- Occupations: human rights activist, poet
- Movement: Pashtun Tahafuz Movement
- Father: Mohammad Ismail Loni
- Relatives: Arman Loni (brother)

= Wranga Loni =

Pakistani human rights activist

Wranga Loni (وړانګه لوڼۍ, وڑانگہ لونی; also spelled Wrranga Lunri or Wrranga Luni) is a Pakistani human rights activist and writer from Sanjawi in northern Balochistan, Pakistan. She is a member of the Pashtun Tahafuz Movement (PTM), and of the Waak Movement, which aims to bring political awareness among Pashtun women.

==Social activism==
Wranga joined the PTM in February 2018 along with her elder brother, Arman Loni. Both of them actively took part in organizing the PTM public gatherings, usually traveling to the gathering site a week earlier to help run awareness campaigns among the locals. Wranga recalled, “[Arman] said women’s awareness was important for our future survival in peace and with human dignity.” At the gatherings, Wranga would mostly give speeches from the stage but Arman would usually prefer to be behind the scenes. The activities of Arman and Wranga irked the local tribal chiefs, because of which Arman's family was forced to move from their native Sanjawi to Killa Saifullah, the hometown of Nawab Ayaz Jogezai, a Pashtun tribal chief who offered them refuge. On 2 February 2019, after Wranga and Arman participated at a protest sit-in outside Loralai Press Club in Loralai, her brother was allegedly killed during a crackdown by the police.
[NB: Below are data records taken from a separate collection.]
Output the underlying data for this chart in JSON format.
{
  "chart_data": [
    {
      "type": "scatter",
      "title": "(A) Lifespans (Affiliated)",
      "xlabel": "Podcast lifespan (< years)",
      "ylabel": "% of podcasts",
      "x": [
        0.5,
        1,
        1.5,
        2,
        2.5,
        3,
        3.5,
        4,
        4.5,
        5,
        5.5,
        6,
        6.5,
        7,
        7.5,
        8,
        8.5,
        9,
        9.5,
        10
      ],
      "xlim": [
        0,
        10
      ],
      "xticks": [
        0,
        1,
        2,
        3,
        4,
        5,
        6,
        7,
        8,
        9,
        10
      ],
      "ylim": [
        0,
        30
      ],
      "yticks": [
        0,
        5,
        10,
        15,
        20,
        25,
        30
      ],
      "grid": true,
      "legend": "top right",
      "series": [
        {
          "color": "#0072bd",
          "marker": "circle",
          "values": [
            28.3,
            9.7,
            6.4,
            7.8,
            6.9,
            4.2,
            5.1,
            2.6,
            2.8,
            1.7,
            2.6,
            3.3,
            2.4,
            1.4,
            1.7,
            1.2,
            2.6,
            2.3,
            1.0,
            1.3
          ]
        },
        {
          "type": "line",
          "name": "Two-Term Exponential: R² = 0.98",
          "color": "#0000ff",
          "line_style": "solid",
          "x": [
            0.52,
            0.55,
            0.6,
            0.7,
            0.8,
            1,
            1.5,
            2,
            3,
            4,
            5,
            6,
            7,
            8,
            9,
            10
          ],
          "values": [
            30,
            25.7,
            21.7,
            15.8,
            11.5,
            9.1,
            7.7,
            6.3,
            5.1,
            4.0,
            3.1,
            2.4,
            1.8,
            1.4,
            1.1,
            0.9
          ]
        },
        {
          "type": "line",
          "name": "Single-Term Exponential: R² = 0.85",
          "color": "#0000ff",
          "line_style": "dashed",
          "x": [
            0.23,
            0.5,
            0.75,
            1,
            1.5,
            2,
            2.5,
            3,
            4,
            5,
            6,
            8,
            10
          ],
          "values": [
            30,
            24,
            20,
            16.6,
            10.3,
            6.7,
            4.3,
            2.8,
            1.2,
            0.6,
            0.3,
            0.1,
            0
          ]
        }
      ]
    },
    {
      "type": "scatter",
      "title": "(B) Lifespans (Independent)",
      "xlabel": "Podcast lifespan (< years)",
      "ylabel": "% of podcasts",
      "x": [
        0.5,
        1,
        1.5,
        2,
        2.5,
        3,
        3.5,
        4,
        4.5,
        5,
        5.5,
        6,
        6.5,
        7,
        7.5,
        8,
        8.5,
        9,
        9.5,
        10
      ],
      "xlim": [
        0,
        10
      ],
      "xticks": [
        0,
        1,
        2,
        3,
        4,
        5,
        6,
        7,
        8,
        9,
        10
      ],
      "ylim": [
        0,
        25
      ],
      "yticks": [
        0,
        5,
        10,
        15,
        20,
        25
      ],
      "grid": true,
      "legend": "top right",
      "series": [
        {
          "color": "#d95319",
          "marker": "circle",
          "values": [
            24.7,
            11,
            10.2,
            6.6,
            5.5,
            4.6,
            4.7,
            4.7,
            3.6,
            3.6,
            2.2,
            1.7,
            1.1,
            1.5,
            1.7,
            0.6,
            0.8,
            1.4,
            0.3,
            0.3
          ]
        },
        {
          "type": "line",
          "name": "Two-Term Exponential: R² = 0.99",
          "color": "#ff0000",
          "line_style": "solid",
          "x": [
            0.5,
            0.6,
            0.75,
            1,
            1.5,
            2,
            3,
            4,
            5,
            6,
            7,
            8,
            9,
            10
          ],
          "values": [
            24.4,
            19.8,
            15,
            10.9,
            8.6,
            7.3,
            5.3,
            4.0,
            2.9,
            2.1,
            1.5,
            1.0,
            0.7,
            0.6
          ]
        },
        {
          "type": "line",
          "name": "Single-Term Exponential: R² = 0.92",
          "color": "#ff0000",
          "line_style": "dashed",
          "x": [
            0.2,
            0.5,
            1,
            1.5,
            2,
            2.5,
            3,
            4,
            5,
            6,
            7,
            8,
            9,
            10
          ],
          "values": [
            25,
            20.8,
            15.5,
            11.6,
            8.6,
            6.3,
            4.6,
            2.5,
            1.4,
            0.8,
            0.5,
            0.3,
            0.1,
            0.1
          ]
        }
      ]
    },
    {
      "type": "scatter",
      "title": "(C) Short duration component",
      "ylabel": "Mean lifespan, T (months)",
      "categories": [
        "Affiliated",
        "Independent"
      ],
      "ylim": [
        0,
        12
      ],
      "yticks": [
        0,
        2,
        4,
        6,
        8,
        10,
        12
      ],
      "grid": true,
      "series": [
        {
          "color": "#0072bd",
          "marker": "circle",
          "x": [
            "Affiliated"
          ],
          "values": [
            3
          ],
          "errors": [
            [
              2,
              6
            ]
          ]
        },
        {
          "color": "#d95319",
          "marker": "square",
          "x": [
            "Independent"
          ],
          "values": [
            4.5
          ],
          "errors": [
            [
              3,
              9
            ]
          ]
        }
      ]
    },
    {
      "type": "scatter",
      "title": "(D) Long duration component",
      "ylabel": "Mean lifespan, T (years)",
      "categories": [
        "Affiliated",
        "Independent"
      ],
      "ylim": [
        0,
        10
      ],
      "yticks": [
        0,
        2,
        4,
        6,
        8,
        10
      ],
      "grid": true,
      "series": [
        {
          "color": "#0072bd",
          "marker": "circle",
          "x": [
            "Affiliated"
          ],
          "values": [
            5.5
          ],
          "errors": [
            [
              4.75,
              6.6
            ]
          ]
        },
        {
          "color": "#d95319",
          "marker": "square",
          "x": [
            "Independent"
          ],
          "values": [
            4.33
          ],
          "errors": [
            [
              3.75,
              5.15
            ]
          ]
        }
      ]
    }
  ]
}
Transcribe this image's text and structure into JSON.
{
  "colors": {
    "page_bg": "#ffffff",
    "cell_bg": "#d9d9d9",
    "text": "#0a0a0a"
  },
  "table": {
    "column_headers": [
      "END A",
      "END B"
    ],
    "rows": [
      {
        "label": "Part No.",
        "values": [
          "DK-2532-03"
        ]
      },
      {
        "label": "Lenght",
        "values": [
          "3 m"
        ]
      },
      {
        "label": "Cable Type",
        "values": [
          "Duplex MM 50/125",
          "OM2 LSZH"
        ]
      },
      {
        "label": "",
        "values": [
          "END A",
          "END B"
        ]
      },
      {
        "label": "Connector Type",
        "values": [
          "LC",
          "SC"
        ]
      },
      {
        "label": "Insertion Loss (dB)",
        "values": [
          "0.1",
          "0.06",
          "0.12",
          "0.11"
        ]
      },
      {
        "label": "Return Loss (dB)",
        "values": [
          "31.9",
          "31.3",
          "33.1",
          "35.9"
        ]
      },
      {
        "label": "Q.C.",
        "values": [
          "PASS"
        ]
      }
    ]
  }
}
The police, however, refused to lodge an FIR, which was criticized by Shireen Mazari, the federal Human Rights Minister.

On 9 February 2020, just before PTM's public gathering in Loralai to mark the first death anniversary of Arman Loni, security forces briefly detained Wranga Loni, Arfa Siddiq, Sanna Ejaz, and other female PTM activists on their way to the gathering site.